What’s good for the community is good for business
By Georgia Humanities Staff
An eighteen-hour day and a six-day workweek was the norm for Fuller E. Callaway. The subject of a new book—Fuller E. Callaway: Portrait of a New South Citizen—written by Buckner F. Melton Jr. and Carol Willcox Melton and copublished by Georgia Humanities, Callaway was a son of Troup County and a self-made man.
He began his career as the proprietor of the Famous and Mammoth Five-and-Ten Cent Store in LaGrange and went on to amass a network of west Georgia textile mills and other businesses. He was universally known, and admired, for the benefits he extended to his mill employees and their families.
As the post–Civil War South transitioned from an agrarian society to one focused on industrial development, entrepreneurship like Callaway’s gave rise to the truism that what’s good for the community is good for business. The climate of creativity and investment in community that characterized Callaway’s New South business model still exists in west Georgia.
Funded by Georgia Humanities grants, the Randolph County Chamber of Commerce and the Troup County Historical Society each partnered with other local organizations to invest in community development via heritage tourism. Creating a series of driving tours and a digital app, respectively, the organizations focused on making area historic sites accessible to locals and visitors alike.
Tourism and community pride are inextricably linked for Patricia Goodman, president of the Randolph County Chamber of Commerce, and the many volunteers who joined forces to create three driving tours of notable Randolph County locales. Truly by the community for the community, the project drew together a range of volunteer writers and researchers, including Karan Pittman, Andrew College Librarian and Randolph County Historian; Frances Messer, immediate past president of the Randolph County Historical Society; Ann Bynum, retired; Mary Jane Salter, Andrew College Alumni Chair; and the River Valley Regional Commission, which provided maps for the tours.
Goodman and her volunteers are all motivated by a love of history and a desire to share it with others. In a celebration of local pride, according to Goodman, “Hundreds of folks were present, both local and from all over the state” at the grand opening of the Randolph County Welcome Center and debut of a Cuthbert, Georgia, driving tour. A countywide tour is still in the works, but the project is already paying dividends: people from neighboring counties have reached out to Goodman for advice on creating similar tours for their own communities.
For the Troup County Historical Society, too, having a growth-oriented mindset involves acknowledging local history.

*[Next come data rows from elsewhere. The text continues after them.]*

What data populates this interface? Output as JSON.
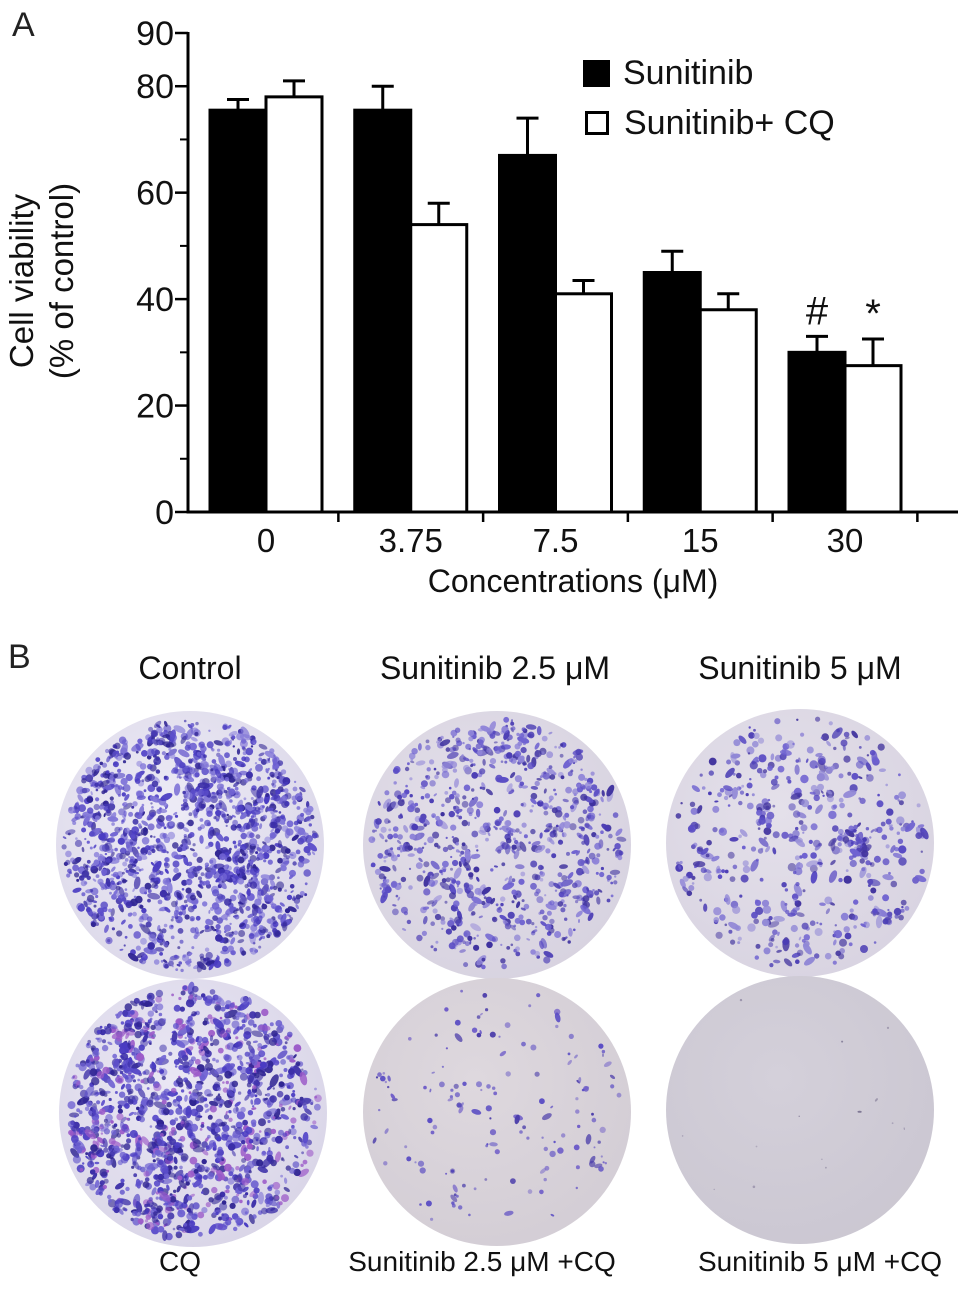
{
  "page": {
    "background": "#ffffff"
  },
  "panel_a": {
    "label": "A",
    "y_axis_title_line1": "Cell viability",
    "y_axis_title_line2": "(% of control)",
    "x_axis_title": "Concentrations (μM)"
  },
  "chart_data": {
    "type": "bar",
    "title": "",
    "xlabel": "Concentrations (μM)",
    "ylabel": "Cell viability (% of control)",
    "categories": [
      "0",
      "3.75",
      "7.5",
      "15",
      "30"
    ],
    "series": [
      {
        "name": "Sunitinib",
        "fill": "#000000",
        "stroke": "#000000",
        "values": [
          75.5,
          75.5,
          67,
          45,
          30
        ],
        "errors_plus": [
          2,
          4.5,
          7,
          4,
          3
        ],
        "annotations": [
          "",
          "",
          "",
          "",
          "#"
        ]
      },
      {
        "name": "Sunitinib+ CQ",
        "fill": "#ffffff",
        "stroke": "#000000",
        "values": [
          78,
          54,
          41,
          38,
          27.5
        ],
        "errors_plus": [
          3,
          4,
          2.5,
          3,
          5
        ],
        "annotations": [
          "",
          "",
          "",
          "",
          "*"
        ]
      }
    ],
    "ylim": [
      0,
      90
    ],
    "yticks_major": [
      0,
      20,
      40,
      60,
      80,
      90
    ],
    "yticks_minor": [
      10,
      30,
      50,
      70
    ],
    "grid": false,
    "legend_position": "top-right",
    "error_bars": "plus-one-sided"
  },
  "panel_b": {
    "label": "B",
    "assay": "colony formation (crystal violet stain)",
    "stain_color": "#5647c6",
    "dishes": [
      {
        "label": "Control",
        "colony_density": "very high",
        "render": {
          "seed": 11,
          "count": 1500,
          "rmin": 1.1,
          "rmax": 4.0,
          "cluster": 0.38,
          "bgCenter": "#edebf6",
          "bgEdge": "#d9d5e7",
          "palette": [
            "#4a3cc2",
            "#5a4cca",
            "#3b2ea8",
            "#6e61d2",
            "#8176d8",
            "#2f2492"
          ]
        }
      },
      {
        "label": "Sunitinib 2.5 μM",
        "colony_density": "high",
        "render": {
          "seed": 22,
          "count": 820,
          "rmin": 1.1,
          "rmax": 3.8,
          "cluster": 0.3,
          "bgCenter": "#e3dfe9",
          "bgEdge": "#d6d1df",
          "palette": [
            "#5a4cc4",
            "#4a3cb4",
            "#6e61d0",
            "#3d309e",
            "#8f84d8"
          ]
        }
      },
      {
        "label": "Sunitinib 5 μM",
        "colony_density": "medium",
        "render": {
          "seed": 33,
          "count": 520,
          "rmin": 1.1,
          "rmax": 4.2,
          "cluster": 0.3,
          "bgCenter": "#e4e0ea",
          "bgEdge": "#d7d2e0",
          "palette": [
            "#5a4cc4",
            "#4a3cb4",
            "#6e61d0",
            "#43359f",
            "#9087d6"
          ]
        }
      },
      {
        "label": "CQ",
        "colony_density": "very high",
        "render": {
          "seed": 44,
          "count": 1400,
          "rmin": 1.2,
          "rmax": 4.2,
          "cluster": 0.4,
          "bgCenter": "#eae7f4",
          "bgEdge": "#d7d3e6",
          "palette": [
            "#4a3cc2",
            "#5a4cca",
            "#3b2ea8",
            "#6e61d2",
            "#9b59c8",
            "#2f2492"
          ]
        }
      },
      {
        "label": "Sunitinib 2.5 μM +CQ",
        "colony_density": "low",
        "render": {
          "seed": 55,
          "count": 150,
          "rmin": 1.0,
          "rmax": 3.2,
          "cluster": 0.15,
          "bgCenter": "#ded8de",
          "bgEdge": "#d2ccd4",
          "palette": [
            "#5a4cc4",
            "#6e5cc8",
            "#7a6cc8",
            "#4a3caa"
          ]
        }
      },
      {
        "label": "Sunitinib 5 μM +CQ",
        "colony_density": "none",
        "render": {
          "seed": 66,
          "count": 14,
          "rmin": 0.7,
          "rmax": 1.4,
          "cluster": 0,
          "bgCenter": "#d4d0da",
          "bgEdge": "#cac6d1",
          "palette": [
            "#8e86a2",
            "#7a7290"
          ]
        }
      }
    ]
  }
}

Reaching new people in a new way was a priority for former director Kaye Lanning Minchew (retired) and the staff—Shannon Johnson, assistant director and archivist of Troup County Archives; Cindy Pendleton, archives office manager; Clark Johnson, Troup County historian, and others—who worked with the Downtown LaGrange Development Authority and the LaGrange Troup County Bureau of Tourism to produce a digital app. With its app, LaGrange: Downtown Walking Tour, the organization takes its collection of historic photographs to the street—literally—leading users through the downtown area, coupling current images with historic photos and brief histories of featured sites, including Callaway’s Hills and Dales Estate.
Encouragement of local pride notwithstanding, everyone agrees: the most exciting part of recognizing and preserving a community’s past is sharing it with others who want to invest in it, too.